The solar eclipse on Wednesday, 22 July 2009 , will be a total eclipse of the Sun. This is visible from within a narrow corridor that traverses half of Earth. This solar eclipse is the longest total solar eclipse that will occur in the twenty-first century, and will not be surpassed in duration until June 13, 2132. Totality will last for up to 6 minutes and 39 seconds, with the maximum eclipse occurring in the ocean at 02:35:21 UTC about 100 km south of the Bonin Islands, southeast of Japan. The North Iwo Jima island is the landmass with totality time closest to maximum
The path of the Moon’s umbral shadow begins in India and crosses through Nepal, Bangladesh, Bhutan, Myanmar and China. After leaving mainland Asia, the path crosses Japan’s Ryukyu Islands and curves southeast through the Pacific Ocean where the maximum duration of totality reaches 6 min 39 s.

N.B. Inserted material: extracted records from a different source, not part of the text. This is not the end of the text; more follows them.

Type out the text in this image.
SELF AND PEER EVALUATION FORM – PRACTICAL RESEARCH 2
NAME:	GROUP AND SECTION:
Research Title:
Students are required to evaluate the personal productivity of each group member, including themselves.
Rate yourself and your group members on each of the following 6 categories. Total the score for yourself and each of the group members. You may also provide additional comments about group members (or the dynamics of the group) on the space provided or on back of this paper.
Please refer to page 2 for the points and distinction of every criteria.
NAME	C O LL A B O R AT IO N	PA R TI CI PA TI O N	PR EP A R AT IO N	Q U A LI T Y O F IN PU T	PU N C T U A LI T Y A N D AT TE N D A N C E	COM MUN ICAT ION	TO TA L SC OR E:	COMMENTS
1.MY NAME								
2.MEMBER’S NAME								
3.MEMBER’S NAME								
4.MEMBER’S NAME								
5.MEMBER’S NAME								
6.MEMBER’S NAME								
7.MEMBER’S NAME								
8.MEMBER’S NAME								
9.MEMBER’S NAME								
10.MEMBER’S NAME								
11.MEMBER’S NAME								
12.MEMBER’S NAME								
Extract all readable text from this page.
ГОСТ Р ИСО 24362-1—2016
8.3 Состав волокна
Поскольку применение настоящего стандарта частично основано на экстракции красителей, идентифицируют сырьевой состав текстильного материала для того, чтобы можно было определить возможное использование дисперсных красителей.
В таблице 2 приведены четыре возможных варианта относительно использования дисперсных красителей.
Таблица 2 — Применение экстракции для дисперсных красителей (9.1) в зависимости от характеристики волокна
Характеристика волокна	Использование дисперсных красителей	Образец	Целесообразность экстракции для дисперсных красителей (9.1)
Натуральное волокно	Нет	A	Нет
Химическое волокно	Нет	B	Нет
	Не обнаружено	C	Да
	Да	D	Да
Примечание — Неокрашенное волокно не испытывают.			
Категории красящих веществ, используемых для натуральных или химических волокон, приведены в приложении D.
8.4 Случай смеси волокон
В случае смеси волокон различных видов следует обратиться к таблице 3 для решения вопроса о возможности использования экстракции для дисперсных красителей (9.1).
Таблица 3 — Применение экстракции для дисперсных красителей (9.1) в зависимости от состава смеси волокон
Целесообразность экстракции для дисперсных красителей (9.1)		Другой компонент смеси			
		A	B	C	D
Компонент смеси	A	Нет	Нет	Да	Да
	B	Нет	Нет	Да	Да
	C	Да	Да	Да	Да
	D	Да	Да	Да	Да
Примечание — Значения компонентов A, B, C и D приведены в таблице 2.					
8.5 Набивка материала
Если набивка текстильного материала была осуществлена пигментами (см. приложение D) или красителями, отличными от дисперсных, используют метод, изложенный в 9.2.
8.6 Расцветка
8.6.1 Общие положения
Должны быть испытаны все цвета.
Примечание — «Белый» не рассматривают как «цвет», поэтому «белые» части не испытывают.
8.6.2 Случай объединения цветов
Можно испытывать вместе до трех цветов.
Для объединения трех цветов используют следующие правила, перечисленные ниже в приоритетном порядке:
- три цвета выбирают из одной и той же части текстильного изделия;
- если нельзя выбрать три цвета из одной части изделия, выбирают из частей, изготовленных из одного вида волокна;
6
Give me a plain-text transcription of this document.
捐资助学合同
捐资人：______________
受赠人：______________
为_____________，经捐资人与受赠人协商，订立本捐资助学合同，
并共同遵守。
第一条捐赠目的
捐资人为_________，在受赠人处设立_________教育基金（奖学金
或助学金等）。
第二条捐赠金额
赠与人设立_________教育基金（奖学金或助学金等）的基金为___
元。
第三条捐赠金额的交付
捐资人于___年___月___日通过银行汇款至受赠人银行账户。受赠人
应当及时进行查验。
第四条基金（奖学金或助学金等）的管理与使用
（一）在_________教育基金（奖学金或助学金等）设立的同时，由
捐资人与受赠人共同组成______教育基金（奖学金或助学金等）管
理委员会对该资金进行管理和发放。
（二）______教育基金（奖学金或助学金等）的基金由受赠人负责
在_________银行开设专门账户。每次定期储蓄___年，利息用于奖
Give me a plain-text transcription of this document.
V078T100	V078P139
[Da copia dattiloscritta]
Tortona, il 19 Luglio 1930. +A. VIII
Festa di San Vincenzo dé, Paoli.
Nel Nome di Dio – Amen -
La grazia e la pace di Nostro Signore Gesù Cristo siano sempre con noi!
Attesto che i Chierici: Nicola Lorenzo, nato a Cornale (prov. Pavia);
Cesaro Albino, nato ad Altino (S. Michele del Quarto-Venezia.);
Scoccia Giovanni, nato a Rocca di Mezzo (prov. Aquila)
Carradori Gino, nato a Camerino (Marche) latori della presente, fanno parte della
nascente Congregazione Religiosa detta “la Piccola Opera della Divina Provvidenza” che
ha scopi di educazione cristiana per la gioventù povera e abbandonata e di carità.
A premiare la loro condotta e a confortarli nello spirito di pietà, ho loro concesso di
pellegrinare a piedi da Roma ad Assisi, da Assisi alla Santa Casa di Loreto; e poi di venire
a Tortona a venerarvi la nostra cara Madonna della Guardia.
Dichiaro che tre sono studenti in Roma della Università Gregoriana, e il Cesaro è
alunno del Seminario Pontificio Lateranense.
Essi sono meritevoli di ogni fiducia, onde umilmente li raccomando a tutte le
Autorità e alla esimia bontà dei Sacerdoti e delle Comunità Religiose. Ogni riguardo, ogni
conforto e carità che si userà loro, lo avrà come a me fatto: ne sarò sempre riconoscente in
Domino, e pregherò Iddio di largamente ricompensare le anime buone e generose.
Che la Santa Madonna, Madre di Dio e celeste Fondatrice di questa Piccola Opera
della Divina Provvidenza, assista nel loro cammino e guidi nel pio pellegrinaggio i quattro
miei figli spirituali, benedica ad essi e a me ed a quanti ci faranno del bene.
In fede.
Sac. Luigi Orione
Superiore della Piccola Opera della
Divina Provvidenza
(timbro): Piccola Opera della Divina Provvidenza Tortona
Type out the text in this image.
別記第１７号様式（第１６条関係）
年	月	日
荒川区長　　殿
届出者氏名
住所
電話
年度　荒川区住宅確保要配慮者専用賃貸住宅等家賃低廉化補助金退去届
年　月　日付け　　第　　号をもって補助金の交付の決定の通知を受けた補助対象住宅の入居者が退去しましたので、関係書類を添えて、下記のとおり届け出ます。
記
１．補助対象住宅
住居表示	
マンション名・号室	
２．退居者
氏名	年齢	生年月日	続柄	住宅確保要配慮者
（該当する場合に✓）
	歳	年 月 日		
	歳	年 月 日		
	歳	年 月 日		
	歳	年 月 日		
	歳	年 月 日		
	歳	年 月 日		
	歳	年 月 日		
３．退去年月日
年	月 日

A partial eclipse is seen within the much broader path of the Moon’s penumbral shadow, which includes most of eastern Asia, Indonesia, and the Pacific Ocean.
At approximately 6:23 a.m., the central path of the eclipse will touch the Earth at sunrise at a point in the Gulf of Khmbhat in the Arabian Sea near the southern coast of Gujarat. At this time, the path of totality will be about 200 km wide and the duration of totality at the central line will be about three minute 30 seconds. The eclipse ends at 10:42 a.m. when Moon’s shadow finally leaves the Earth at local sunset at a point in the South Pacific Ocean.